As many businesses will likely face changes to their working conditions, it is especially important for employers to review employment contracts to determine whether they have contractual rights to change fundamental terms and conditions of employment.

“If the employment contracts do not permit changes, and the employer makes them anyways without the employee’s consent, the changes may amount to constructive dismissal. A constructive dismissal claim may lead to the employee resigning and claiming damages as if they had been dismissed”, says Wozniak.

To protect their businesses, employers should strive to recall employees to the same or substantially similar terms and conditions of employment they had prior to the temporary layoff and should be aware of making changes without contractual rights or employees’ consent.

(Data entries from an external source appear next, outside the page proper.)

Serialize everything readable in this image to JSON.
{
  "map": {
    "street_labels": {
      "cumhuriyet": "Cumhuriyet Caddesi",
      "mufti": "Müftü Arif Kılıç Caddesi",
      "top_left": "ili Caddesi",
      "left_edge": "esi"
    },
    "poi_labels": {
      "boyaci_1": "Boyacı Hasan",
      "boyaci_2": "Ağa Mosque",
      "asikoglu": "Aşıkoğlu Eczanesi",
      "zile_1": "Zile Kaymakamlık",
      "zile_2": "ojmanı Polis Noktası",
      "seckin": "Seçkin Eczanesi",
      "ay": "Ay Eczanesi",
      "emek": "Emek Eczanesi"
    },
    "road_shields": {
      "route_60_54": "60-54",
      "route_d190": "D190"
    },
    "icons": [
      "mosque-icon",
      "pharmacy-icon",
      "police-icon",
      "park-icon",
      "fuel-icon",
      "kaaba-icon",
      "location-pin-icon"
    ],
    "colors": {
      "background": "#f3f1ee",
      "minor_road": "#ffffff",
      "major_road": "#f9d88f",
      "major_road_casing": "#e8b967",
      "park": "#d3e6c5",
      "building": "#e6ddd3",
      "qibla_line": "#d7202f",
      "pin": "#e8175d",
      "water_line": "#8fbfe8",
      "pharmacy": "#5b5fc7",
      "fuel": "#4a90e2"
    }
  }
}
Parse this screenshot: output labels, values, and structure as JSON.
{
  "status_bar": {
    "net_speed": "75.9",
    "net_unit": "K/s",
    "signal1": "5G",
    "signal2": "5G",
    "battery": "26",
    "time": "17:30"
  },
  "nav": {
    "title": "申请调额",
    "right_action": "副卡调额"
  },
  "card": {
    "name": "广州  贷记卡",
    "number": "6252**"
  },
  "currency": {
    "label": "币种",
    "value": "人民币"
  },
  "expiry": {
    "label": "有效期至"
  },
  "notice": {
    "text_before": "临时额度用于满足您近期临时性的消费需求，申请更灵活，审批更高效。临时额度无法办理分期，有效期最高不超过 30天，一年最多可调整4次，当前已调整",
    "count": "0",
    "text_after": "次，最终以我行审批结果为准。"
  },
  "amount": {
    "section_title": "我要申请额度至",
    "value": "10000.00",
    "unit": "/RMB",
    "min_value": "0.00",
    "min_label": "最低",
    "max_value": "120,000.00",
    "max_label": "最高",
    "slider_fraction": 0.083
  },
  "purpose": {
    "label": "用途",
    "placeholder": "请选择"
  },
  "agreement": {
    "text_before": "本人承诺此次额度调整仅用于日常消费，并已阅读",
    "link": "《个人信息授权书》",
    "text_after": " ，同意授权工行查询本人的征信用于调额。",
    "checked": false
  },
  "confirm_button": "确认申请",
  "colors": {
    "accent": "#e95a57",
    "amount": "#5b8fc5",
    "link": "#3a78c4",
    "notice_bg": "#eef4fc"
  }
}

Discrimination, duty to accommodate

Employers should also be aware of their obligation not to discriminate against employees and their duty to accommodate employees under human rights legislation.

“Employees should be recalled based on objective criteria, such as seniority, the order of layoff or regular work schedules. This is to protect the business against allegations by employees that they were discriminated against by not being selected for recall due to a characteristic protected by legislation”, Wozniak advises.

Business owners should also acknowledge any special considerations which might affect an employee’s ability to return to work, such as disability or concerns about returning to work due to an increased risk of severe complications if they contract COVID-19.

“It is possible that COVID-19 could be considered a disability for the purpose of human rights legislation. Employers may be required to accommodate vulnerable employees by continuing work from home arrangements or allowing employees to remain off work”, says Wozniak.

Recall notice must be given in line with provincial requirements and far enough in advance that employees can make arrangements for their return to work. If employees are reasonably unable to return to work on the specified date, employers should offer flexibility in respect of the return to work date.

When recalling workers back to the workplace, employers are advised to assess their workplace capacity, implement measures for preventing the spread of COVID-19, and to take a phased approach to the return to full capacity.